Recent research has shown, however, that 5-ARD males are usually psychologically more comfortable if registered as their biological sex, no matter how undervirilised their genitalia. A study that looked at nearly 100 children with XY intersex conditions in India found that all those diagnosed with 5-ARD and registered male at birth kept that designation, whereas nearly all those with the condition who were registered female at birth chose to change their legal sex to accurately reflect their biological sex as they grew up.

Male puberty shapes the body in ways that are far more advantageous for sporting purposes than does female puberty. As a result, athletes with 5-ARD are hugely over-represented in female sports. This is the condition that Caster Semenya has, and the male sporting advantage is the reason that the Court for Arbitration in Sport has ruled that 5-ARD athletes can be barred from women’s competitions.

Further reading: Re 5-ARD: Shabir, I., Khuruna, M.L., et al., ‘Phenotype, genotype and gender identity in a large cohort of patients from India with 5α – reductase 2 deficiency’, Andrology, 3:6 (2015), 1132–1139.

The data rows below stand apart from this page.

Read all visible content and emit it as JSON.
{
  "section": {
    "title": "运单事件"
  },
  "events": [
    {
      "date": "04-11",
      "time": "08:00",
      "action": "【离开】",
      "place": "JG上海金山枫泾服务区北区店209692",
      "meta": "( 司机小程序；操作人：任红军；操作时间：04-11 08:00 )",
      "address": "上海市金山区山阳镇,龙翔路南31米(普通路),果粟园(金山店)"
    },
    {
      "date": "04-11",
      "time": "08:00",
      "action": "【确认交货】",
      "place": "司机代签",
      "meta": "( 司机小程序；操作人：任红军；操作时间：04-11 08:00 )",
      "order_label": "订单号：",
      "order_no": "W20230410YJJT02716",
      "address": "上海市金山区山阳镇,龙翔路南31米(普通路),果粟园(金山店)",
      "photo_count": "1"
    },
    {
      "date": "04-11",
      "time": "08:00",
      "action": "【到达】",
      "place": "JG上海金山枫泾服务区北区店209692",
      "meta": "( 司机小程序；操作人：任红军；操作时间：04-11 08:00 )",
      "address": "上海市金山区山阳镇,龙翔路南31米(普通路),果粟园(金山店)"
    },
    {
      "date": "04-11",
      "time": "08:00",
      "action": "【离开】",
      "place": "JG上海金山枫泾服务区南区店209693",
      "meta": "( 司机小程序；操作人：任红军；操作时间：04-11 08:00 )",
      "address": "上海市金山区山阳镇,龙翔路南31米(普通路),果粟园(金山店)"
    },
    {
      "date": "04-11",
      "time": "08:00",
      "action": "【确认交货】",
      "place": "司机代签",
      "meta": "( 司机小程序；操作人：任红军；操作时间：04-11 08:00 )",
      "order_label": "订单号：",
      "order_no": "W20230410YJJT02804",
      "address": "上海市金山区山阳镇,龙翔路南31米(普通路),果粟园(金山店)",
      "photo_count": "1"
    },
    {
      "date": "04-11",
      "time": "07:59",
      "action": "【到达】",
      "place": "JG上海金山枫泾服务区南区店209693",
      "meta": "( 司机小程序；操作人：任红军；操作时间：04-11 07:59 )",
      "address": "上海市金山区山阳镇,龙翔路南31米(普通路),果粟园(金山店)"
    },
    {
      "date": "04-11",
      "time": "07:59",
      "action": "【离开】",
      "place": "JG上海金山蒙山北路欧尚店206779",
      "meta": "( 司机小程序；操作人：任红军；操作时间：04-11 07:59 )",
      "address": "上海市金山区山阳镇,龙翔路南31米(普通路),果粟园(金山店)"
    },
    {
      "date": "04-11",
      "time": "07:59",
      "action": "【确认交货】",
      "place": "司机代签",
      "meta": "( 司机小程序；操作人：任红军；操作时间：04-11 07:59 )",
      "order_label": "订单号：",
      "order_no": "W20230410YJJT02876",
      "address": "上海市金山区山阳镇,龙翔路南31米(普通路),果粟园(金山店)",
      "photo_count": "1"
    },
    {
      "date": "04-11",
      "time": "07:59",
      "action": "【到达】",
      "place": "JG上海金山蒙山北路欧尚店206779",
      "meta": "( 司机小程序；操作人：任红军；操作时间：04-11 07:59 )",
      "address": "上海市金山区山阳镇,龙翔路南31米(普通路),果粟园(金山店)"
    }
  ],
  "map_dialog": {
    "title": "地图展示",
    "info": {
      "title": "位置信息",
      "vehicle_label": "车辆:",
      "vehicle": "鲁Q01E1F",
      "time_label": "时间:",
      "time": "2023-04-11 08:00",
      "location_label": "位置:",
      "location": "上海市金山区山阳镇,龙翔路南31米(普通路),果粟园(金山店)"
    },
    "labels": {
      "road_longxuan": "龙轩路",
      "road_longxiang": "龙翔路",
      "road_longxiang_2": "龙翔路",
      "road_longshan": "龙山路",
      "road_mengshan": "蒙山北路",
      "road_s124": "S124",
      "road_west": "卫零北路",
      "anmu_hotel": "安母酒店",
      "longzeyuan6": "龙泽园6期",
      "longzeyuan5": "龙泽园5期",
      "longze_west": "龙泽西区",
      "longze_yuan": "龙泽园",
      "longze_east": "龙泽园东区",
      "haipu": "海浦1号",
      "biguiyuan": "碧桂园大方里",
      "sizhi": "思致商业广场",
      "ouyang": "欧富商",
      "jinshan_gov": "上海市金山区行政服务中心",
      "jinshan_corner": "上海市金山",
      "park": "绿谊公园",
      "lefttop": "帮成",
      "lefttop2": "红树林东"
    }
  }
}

These DSDs affect only male (XY) individuals. They involve mutations on the X chromosome that make the body partially or completely unable to respond to the signals sent by testosterone. The result is a body that looks partially or completely female on the outside, with underdeveloped male genitals (PAIS) or normal-looking female genitals (CAIS). But genes on the Y chromosome, and the lack of a second X chromosome, stop the body from developing fully along the female reproductive pathway. The individual will not have a uterus or ovaries, and will be infertile.

If a female person (one with XX chromosomes) has this mutation, it has no effect, because testosterone does not play a part in development along the female reproductive pathway.

CAIS individuals typically are registered as female at birth and retain that classification throughout their lives. They grow up to have a female appearance because their bodies convert the testosterone produced by their internal testes into oestrogen. In puberty they develop female secondary sex characteristics (such as breasts) and do not develop male ones (such as thick facial and body hair and a deep voice).

This is the rarest of all DSDs. People with this condition have both ovarian and testicular tissue, sometimes within the same gonad (this is the joint term for both ovaries and testicles). The condition is caused by a number of genetic variations, and requires individual assessment. 

People with ovotestes usually have XX chromosomes. Their reproductive organs are usually affected, and their genitalia may appear ambiguous. Most are infertile. The very small proportion of people with this condition who are fertile produce either eggs or sperm, but never both.